Views:
1,403
Published:
14 y
Re: Trying to get out of a relationship
Hello Blue Rose,
I appreaciate your feedback, I will check out the groups you told me.
Problem is that even if I was to look for support here like church he wont let me go there on my own. And with him being present there's not much I can do.
I dont know what is asylum but from my knowledge when you do not have money to stay in foreign country or you got trouble they will just tell you to go back to your country.
As for going to my country, I left to U.S. when I was 12, I dont even speak Russian all that well. I dont have anybody there except for my alcoholic father who's interested in taking advantage of me not in helping me and who'd side with my spouse at any time against me for a glass of vodka.
Russia is out of the question for me. People die on the streets in Russia and nobody cares. I have no chance of surviving there...not having own apartment to live in is probably the most serious issue in Russia, people kill for real estate there.

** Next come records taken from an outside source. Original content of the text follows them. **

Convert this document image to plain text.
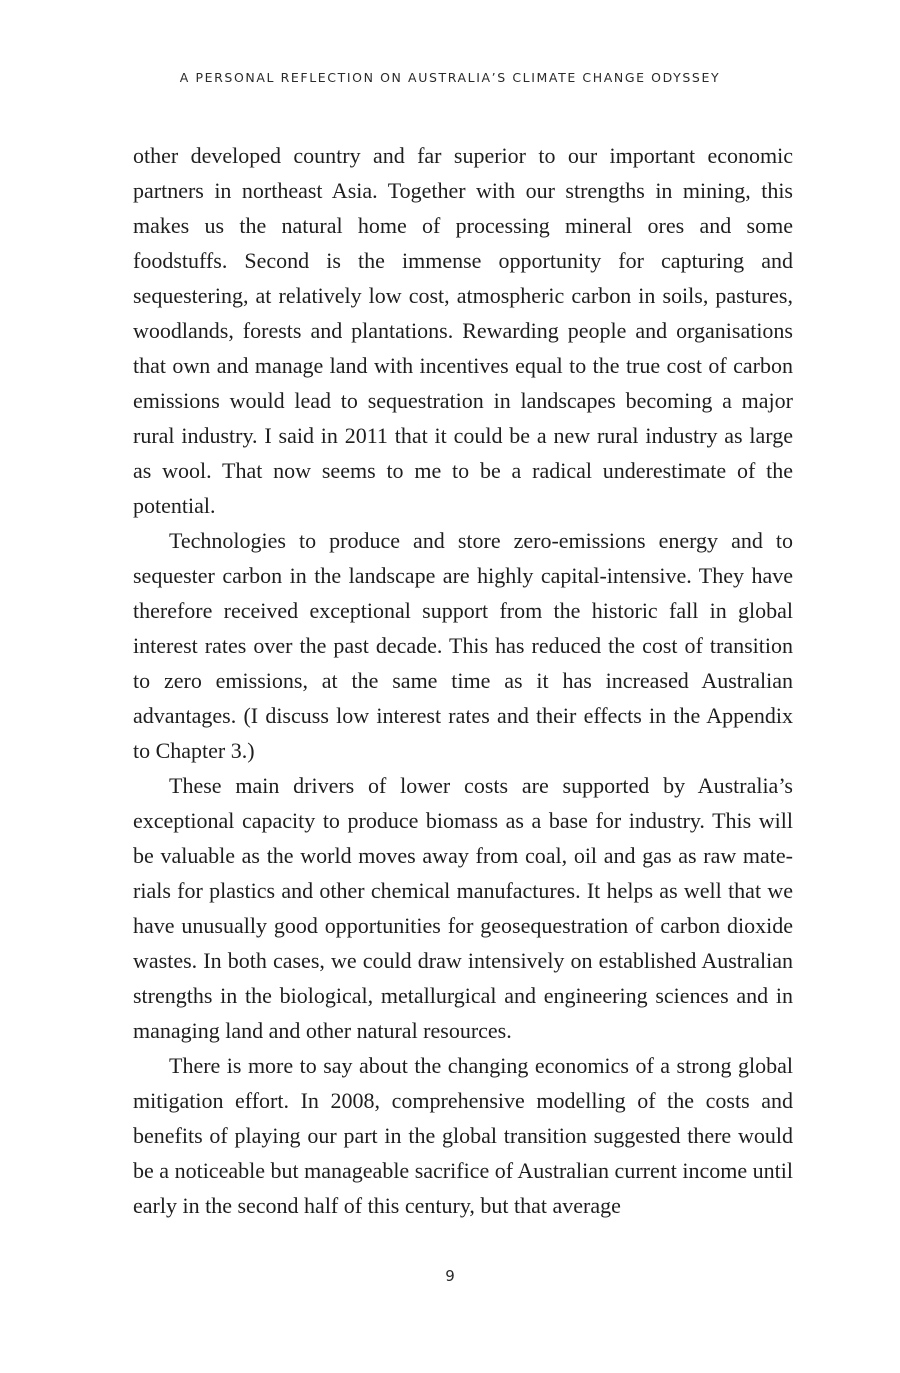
A PERSONAL REFLECTION ON AUSTRALIA’S CLIMATE CHANGE ODYSSEY

other developed country and far superior to our important economic partners in northeast Asia. Together with our strengths in mining, this makes us the natural home of processing mineral ores and some foodstuffs. Second is the immense opportunity for capturing and sequestering, at relatively low cost, atmospheric carbon in soils, pastures, woodlands, forests and plantations. Rewarding people and organisations that own and manage land with incentives equal to the true cost of carbon emissions would lead to sequestration in landscapes becoming a major rural industry. I said in 2011 that it could be a new rural industry as large as wool. That now seems to me to be a radical underestimate of the potential.

Technologies to produce and store zero-emissions energy and to sequester carbon in the landscape are highly capital-intensive. They have therefore received exceptional support from the historic fall in global interest rates over the past decade. This has reduced the cost of transition to zero emissions, at the same time as it has increased Australian advantages. (I discuss low interest rates and their effects in the Appendix to Chapter 3.)

These main drivers of lower costs are supported by Australia’s exceptional capacity to produce biomass as a base for industry. This will be valuable as the world moves away from coal, oil and gas as raw materials for plastics and other chemical manufactures. It helps as well that we have unusually good opportunities for geosequestration of carbon dioxide wastes. In both cases, we could draw intensively on established Australian strengths in the biological, metallurgical and engineering sciences and in managing land and other natural resources.

There is more to say about the changing economics of a strong global mitigation effort. In 2008, comprehensive modelling of the costs and benefits of playing our part in the global transition suggested there would be a noticeable but manageable sacrifice of Australian current income until early in the second half of this century, but that average

9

This is how my mother committed suicide, she couldn't afford an apartment after she gambled the money away.
I am probably in more need of a mental support...because I am not brave enough to get up and leave- after being told that im worthless, that i will die on the streets I cant help but let these words get to me, although I've tried hard not to get it inside my head. The longer I am staying with him the more scared I am about separating from him. Is this normal characteristics of someone in abusive relationship?